It was as Archie had said.
Eban was required to attend an evening meeting in North Belfast.
It was an unusual last-minute request from his boss, and something that Eban had assiduously worked to avoid for the entire duration of his time in the Department of Leisure and Tourism.
He had very bad memories of the last time he’d helped them out of a jam under similar circumstances.
But tonight it would be necessary because Brian Kelly had been in a car accident. His natural successor for this gig was Colin Foy, but he was at the City Hospital maternity department with a heavily pregnant wife.
So even for Eban, it would have seemed somewhat unreasonably disingenuous to decline.
And it was for these and for no other reasons that he agreed. But it sat badly with him.
Certainly he had no fear of censure or redress should he refuse.
For Eban had single-mindedly worked hard at remaining on the lowest grade point available to him within the Civil Service employment structure. Internal promotions initiatives and in-service training came and went. Transfers to different departments carrying higher-grade status were offered to him. Even length-of-service increments were proffered. Eban turned them all down, fighting tooth and nail to maintain his coveted, lowly Clerical Assistant Grade 1 status.
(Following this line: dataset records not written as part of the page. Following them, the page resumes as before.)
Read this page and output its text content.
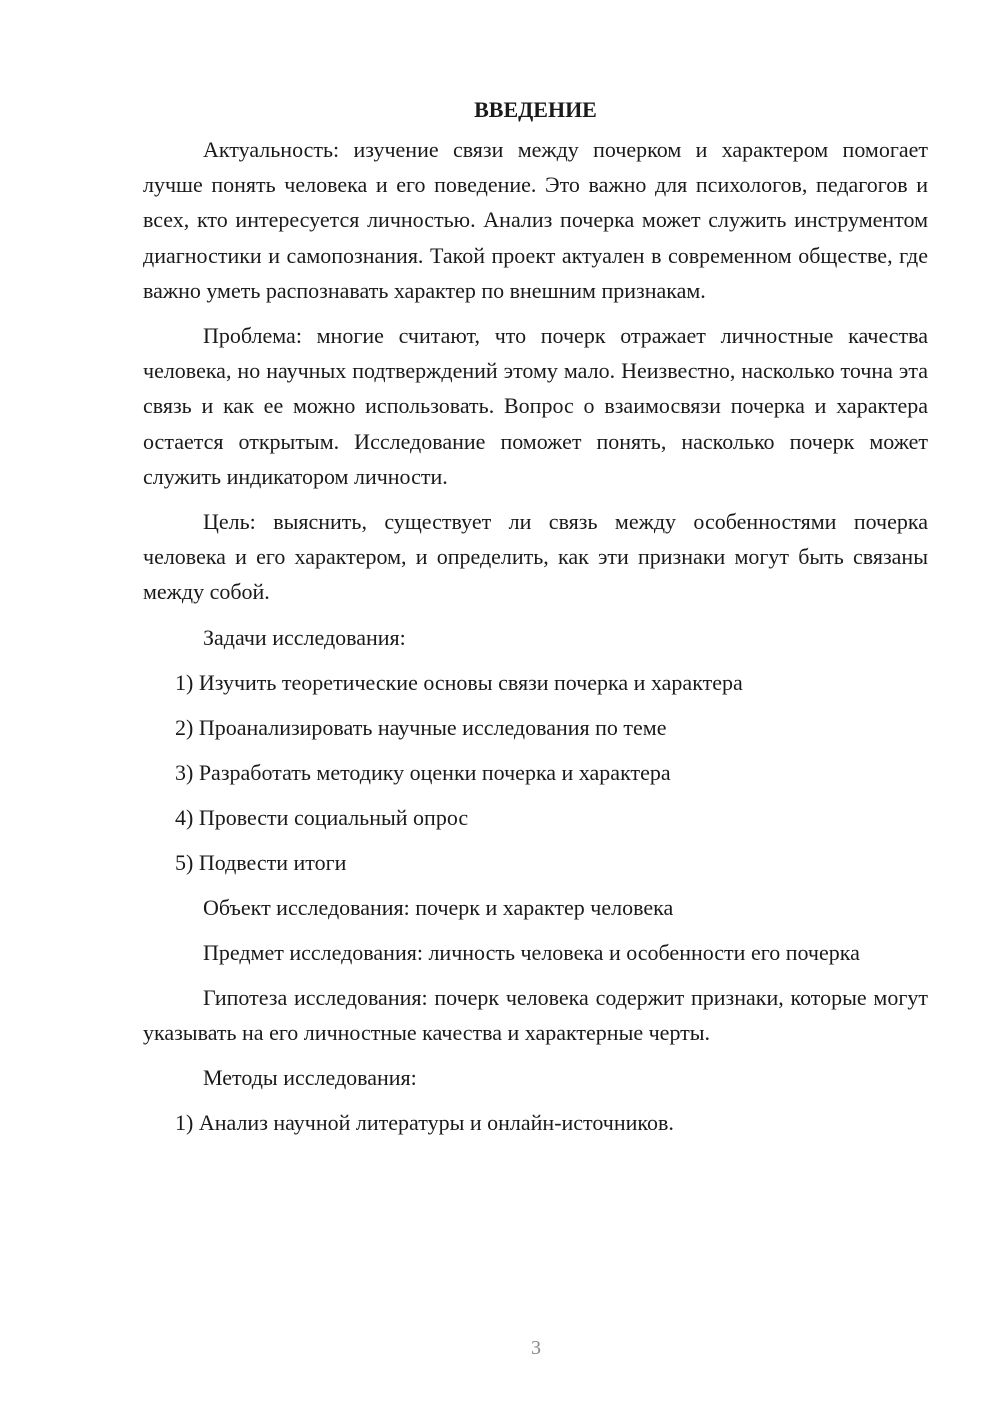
ВВЕДЕНИЕ

Актуальность: изучение связи между почерком и характером помогает лучше понять человека и его поведение. Это важно для психологов, педагогов и всех, кто интересуется личностью. Анализ почерка может служить инструментом диагностики и самопознания. Такой проект актуален в современном обществе, где важно уметь распознавать характер по внешним признакам.

Проблема: многие считают, что почерк отражает личностные качества человека, но научных подтверждений этому мало. Неизвестно, насколько точна эта связь и как ее можно использовать. Вопрос о взаимосвязи почерка и характера остается открытым. Исследование поможет понять, насколько почерк может служить индикатором личности.

Цель: выяснить, существует ли связь между особенностями почерка человека и его характером, и определить, как эти признаки могут быть связаны между собой.

Задачи исследования:
1) Изучить теоретические основы связи почерка и характера
2) Проанализировать научные исследования по теме
3) Разработать методику оценки почерка и характера
4) Провести социальный опрос
5) Подвести итоги
Объект исследования: почерк и характер человека

Предмет исследования: личность человека и особенности его почерка

Гипотеза исследования: почерк человека содержит признаки, которые могут указывать на его личностные качества и характерные черты.

Методы исследования:
1) Анализ научной литературы и онлайн-источников.
3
He printed out his job description and displayed it proudly and perversely on the filing cabinet next to his desk:
He did all this in anticipation of moments just like these.
And precisely so as he could tell Philip Walters, his line manager – in the nicest possible terms – to go fuck himself.
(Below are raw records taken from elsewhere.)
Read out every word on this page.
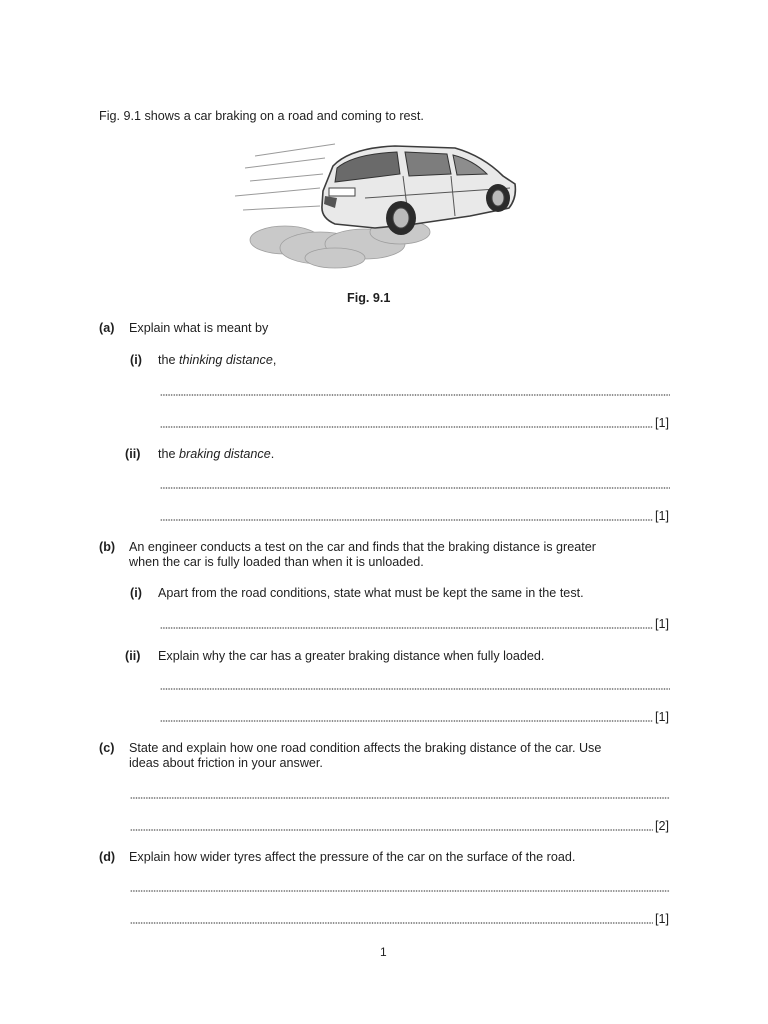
Fig. 9.1 shows a car braking on a road and coming to rest.
Fig. 9.1
(a) Explain what is meant by
(i) the thinking distance,
[1]
(ii) the braking distance.
[1]
(b) An engineer conducts a test on the car and finds that the braking distance is greater
when the car is fully loaded than when it is unloaded.
(i) Apart from the road conditions, state what must be kept the same in the test.
[1]
(ii) Explain why the car has a greater braking distance when fully loaded.
[1]
(c) State and explain how one road condition affects the braking distance of the car. Use
ideas about friction in your answer.
[2]
(d) Explain how wider tyres affect the pressure of the car on the surface of the road.
[1]
1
However, circumstances and happenstance seemed to get the better of him this evening and a date with the good citizens of Ballysillan Community Development Project lay ahead.
He dreaded it.
It had been a similar situation all those years ago.
A goodwill errand with unimaginable consequences.
His brief tonight was to say something encouraging about the possibility of funding and hand out grant forms for cross-community Good Relations projects.
He thought about phoning Emily in case she were wondering where he might be, but didn’t.
Something about that smacked of a shared domesticity that simply didn’t exist between them.
Above all, he was pissed that his ‘project’ would be put on hold for the evening.
Just when he was bringing it to fruition.
As the Silverstream bus rattled and rolled, Eban laid his head against the vibrations on the cool window pane and considered how long it had been since he was last in this neck of the woods.
When he was very young, North Belfast had been a much sought-after residential area. And for all intents and purposes, it still appeared to be so. But the leafy thoroughfares of the North Circular Road and the tidy privets of Cavehill hid darker truths, and during the Troubles had come to be known to journalists and punters alike as ‘The Killing Fields’.
The buildings were old, solid, semi-detached, red-brick feel-goods. A nice garden front and back. Built for the bourgeoisie who filed dutifully home from their management tasks in the linen mills and shipyards.
The Unionist merchant class who had seen their civil legacy go up in flames, but whose love of property and capital meant that a scorched earth policy was out of the question.
And so, resignedly, they abandoned these places of science, reason and commerce for comfortable homes in East and South Belfast, or maybe even further afield in Bournemouth or Torquay.
They sold them originally to the skilled labourers over whom they had for so long affected a smug superiority. Then to the new-money Loyalist trailer trash of the sink estates. And finally – unthinkably – to the rebel hordes of professionally educated ‘Fenians’.
Because now apparently there was peace.
Everyone said so, so it must be true.
Despite still-volatile interfaces and dividing walls suggesting something to the contrary.
The demographics and geography of the place meant that Catholic and Protestant areas interfaced and merged in ways that determined local knowledge as a prerequisite for survival. In the bad old days, random drive-by shootings and abductions were the norm.
Driving along now, Eban could see dark housing estates – lit up by piss-orange streetlamps – ominously fringing those affluent leafy avenues. Loyalist Glenbryn bordered the Republican Ardoyne, which stretched to the better-off Cliftonville. Catholic Ligoniel edged Protestant Ballysillan, which met the prosperous North Circular Road.
The whole territory was a bewildering maze of sectarian football supporters’ clubs, bookie shops, bowling teams, gardening centres and bridge fraternities.
All a mish-mash of poverty-fuelled resentment, swirled in along with affluent, palatial monuments to an acceptable level of violence.
Whether things were good or bad, the streets pretty much emptied after dark up here.
In the past that just led to the death squads phoning up taxi cabs and pizza deliveries from companies located across the sectarian dividing line.
Let your fingers do the walking.
Shit! Poor bastards!
Walking unwittingly up garden paths – pepperoni deep pan in one hand, garlic bread in the other – Crack! Crack! Crack!
Christ, he felt depressed.
It was all coming back to him again. In similar circumstances, the favour he had done so many years ago.
And what that had led to.
He should never have said he would do this.
He should never have come up here again.